"I'm just a bit more optimistic," he said, since he doubted New Zealand would return to historic levels of debt accumulation. "The fact is we are in a world that's pretty different because everyone's reducing debt."
Households were saving more, which forecasters had originally doubted would happen, and New Zealand corporate balance sheets were stable. While public debt was growing in part because of borrowing to cover quake rebuild costs and to lean against the impact of the global recession, the government remained committed to a Budget surplus by in the 2014/15 financial year.
If the current account deficit persisted at very high levels, New Zealand would also suffer a "textbook" sharp correction, with a much lower exchange rate among the outcomes.
Green Party leader Russel Norman challenged English on this, asking why the government didn't seek to manage the current account deficit down rather than wait for global financial markets to "punish" New Zealand.
English said he was "unpersuaded" by the range of alternative policy options being put up by Opposition parties, saying all had been debated over the last 30 years and there was no substitute for continuing with economic reforms in areas such as land and water use, and the Resource Management Act, to foster faster economic growth.
"If we thought we could manage it, we would go and manage the damn thing," he said.
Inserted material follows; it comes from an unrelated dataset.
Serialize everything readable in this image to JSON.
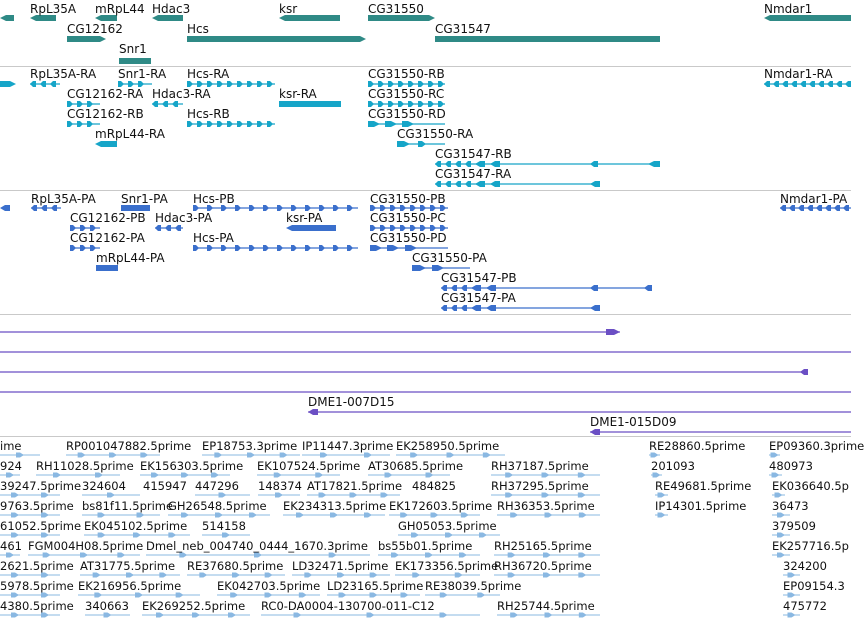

The high New Zealand dollar was a "signal from the world" that New Zealand had "sound prospects of producing stable yields compared to other countries."
"Our problem is one of success."
The New Zealand economy would remain "patchy" and unpredictable. Growth in the first half of this year had been stronger than forecast, while the second half was turning out to be weaker than anticipated.
"We think doing 2 to 3 per cent annual growth we will continue to get job growth and continue to get household incomes into reasonable shape," English said.